Fashions of London and Paris, September 1805.

“Promenade Dresses”

Mourning Dresses September 1805The fashions for this month, in all the British publications that included fashion prints, showed full mourning. This was due to the death of the Duke of Gloucester, the king’s younger brother, on August 25. The Lord Chamberlain had declared that both Court and General Mourning should be observed beginning September 1.

The dresses shown here represent full or deep mourning, ie unrelieved black in fabrics with a matte finish. It is worth noting that these dresses are designated “Promenade Dresses,” which indicates they would have been worn during the fashionable promenade hours of late afternoon in Hyde Park, or other public places. So, deep mourning, at least for a public figure, did not require one to curtail all one’s social activities. The king did declare, however, that all the London theatres should remain closed until after his brother’s funeral.
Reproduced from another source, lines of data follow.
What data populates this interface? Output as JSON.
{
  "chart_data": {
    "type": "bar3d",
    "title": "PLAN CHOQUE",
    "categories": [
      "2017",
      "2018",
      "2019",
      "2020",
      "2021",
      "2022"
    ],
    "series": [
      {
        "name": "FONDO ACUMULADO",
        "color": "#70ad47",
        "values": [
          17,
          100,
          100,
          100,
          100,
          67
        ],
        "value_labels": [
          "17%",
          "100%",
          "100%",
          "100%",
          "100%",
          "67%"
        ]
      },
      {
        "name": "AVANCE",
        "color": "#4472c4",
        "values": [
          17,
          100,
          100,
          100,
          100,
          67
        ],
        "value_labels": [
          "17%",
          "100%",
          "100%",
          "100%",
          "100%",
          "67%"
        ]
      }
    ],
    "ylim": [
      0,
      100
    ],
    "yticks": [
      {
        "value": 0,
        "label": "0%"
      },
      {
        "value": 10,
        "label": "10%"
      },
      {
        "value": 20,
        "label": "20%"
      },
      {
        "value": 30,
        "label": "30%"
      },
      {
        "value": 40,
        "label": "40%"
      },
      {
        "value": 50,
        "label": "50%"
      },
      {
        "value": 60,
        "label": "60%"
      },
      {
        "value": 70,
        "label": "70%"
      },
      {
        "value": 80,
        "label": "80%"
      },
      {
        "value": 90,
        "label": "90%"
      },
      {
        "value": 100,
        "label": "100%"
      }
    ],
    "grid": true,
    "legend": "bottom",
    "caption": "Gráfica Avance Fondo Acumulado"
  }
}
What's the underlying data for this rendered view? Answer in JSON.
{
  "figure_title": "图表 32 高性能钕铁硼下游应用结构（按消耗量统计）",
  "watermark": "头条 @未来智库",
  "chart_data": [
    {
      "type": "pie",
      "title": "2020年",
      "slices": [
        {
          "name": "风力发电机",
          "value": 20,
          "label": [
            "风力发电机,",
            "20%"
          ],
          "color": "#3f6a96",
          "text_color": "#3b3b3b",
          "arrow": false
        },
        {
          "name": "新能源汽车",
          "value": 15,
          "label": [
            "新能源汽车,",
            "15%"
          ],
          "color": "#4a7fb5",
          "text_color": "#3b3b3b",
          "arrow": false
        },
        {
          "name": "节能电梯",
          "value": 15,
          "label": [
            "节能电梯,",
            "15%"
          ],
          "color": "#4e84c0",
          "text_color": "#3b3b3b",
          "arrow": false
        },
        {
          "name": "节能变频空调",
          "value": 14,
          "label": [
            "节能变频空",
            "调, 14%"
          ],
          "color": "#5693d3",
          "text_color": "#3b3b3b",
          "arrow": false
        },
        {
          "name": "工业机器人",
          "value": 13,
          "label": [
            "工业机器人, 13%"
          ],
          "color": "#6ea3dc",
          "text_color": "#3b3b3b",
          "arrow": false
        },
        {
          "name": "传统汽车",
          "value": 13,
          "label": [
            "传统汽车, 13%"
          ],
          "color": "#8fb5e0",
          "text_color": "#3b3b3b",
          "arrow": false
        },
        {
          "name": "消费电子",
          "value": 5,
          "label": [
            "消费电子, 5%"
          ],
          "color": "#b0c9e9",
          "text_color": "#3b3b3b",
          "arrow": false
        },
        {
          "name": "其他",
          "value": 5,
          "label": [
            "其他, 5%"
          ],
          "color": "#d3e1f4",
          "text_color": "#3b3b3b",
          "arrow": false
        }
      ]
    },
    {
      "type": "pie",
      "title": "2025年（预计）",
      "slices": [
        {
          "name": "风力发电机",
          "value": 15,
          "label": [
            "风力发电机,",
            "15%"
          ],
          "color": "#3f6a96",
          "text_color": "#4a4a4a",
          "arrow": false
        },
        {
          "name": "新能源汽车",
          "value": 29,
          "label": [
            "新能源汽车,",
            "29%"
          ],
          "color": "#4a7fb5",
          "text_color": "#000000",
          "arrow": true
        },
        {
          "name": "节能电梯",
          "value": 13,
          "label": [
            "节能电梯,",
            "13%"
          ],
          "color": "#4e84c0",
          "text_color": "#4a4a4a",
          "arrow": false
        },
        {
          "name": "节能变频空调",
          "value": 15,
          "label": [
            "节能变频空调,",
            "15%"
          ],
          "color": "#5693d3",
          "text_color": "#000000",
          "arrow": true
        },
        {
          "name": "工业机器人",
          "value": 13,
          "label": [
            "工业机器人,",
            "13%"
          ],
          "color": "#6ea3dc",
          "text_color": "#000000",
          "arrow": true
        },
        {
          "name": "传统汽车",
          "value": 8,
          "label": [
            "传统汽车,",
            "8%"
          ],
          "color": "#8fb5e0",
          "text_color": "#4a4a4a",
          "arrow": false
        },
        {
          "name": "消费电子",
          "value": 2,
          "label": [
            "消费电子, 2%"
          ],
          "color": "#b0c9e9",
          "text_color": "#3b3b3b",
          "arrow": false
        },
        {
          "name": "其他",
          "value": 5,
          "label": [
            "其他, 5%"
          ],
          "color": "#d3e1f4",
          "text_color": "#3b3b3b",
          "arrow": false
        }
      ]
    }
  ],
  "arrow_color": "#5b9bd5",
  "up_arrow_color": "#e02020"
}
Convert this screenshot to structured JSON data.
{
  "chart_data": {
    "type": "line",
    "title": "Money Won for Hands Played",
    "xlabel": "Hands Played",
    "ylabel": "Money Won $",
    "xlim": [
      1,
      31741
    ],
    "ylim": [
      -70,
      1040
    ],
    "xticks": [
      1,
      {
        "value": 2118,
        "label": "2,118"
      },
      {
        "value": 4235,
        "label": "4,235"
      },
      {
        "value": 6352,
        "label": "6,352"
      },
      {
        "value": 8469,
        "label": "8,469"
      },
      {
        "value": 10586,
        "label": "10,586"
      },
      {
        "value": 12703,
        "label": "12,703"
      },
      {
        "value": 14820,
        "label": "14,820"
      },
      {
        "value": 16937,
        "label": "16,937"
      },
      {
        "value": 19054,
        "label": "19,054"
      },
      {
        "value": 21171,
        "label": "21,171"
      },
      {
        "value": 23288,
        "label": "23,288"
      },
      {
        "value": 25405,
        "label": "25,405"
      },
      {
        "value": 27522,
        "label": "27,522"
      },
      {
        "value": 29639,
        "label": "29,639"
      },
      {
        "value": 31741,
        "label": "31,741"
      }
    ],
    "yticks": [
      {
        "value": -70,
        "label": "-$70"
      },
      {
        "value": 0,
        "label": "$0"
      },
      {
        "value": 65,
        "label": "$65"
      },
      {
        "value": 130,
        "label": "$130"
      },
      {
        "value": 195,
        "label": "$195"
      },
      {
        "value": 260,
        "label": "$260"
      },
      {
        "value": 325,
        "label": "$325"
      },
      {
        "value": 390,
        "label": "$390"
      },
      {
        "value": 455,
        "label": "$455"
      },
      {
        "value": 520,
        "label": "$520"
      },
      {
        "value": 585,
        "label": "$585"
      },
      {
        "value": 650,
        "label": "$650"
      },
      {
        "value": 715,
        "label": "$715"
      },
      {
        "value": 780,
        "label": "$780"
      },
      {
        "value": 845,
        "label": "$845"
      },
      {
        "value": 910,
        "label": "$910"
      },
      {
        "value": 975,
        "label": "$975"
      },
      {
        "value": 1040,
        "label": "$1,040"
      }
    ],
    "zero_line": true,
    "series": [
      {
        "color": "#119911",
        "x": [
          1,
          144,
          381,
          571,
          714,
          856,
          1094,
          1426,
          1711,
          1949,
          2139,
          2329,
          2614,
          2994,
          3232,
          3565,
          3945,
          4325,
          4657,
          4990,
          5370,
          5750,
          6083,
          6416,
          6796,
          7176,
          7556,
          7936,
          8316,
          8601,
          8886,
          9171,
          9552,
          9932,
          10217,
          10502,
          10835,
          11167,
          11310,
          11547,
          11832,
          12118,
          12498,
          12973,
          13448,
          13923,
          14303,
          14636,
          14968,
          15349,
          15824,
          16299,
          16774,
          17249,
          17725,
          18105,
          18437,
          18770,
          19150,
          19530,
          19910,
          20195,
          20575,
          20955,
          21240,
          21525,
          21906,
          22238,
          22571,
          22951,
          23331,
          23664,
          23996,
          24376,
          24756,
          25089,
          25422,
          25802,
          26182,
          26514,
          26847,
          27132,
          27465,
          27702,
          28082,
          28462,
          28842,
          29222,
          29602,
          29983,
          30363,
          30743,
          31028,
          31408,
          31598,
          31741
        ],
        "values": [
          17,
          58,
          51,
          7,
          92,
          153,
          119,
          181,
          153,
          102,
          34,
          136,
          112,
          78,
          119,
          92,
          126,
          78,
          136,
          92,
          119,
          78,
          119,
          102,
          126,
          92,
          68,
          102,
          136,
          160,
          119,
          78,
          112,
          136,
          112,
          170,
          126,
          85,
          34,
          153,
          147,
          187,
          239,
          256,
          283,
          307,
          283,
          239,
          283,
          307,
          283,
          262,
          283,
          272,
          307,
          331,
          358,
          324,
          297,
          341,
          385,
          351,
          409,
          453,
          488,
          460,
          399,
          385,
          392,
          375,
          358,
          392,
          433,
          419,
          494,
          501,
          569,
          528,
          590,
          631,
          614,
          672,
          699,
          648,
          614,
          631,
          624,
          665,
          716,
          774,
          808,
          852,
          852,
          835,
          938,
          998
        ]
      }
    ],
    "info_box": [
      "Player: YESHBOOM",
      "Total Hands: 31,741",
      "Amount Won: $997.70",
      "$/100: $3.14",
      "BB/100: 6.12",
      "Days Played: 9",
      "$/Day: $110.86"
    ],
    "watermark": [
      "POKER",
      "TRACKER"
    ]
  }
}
In a letter to her sister on August 30, 1805, Jane Austen says:  “I suppose everybody will be in black for the D. of G. Must we buy lace, or will ribbon do?”

The print is described in the magazine as follows:

“TWO WALKING DRESSES.

“Fig. 1–A short dress of black sarsnet trimmed with crape. A shawl cloak of black crape. Black chip bonnet.
“Fig. 2–A long dress of black Italian gauze over black sarsnet. A scarf of black crape. Black chip hat.”

In the General Observations in this issue of the magazine, it states: “So general is the present mourning, that not a colour of any description is to be seen.”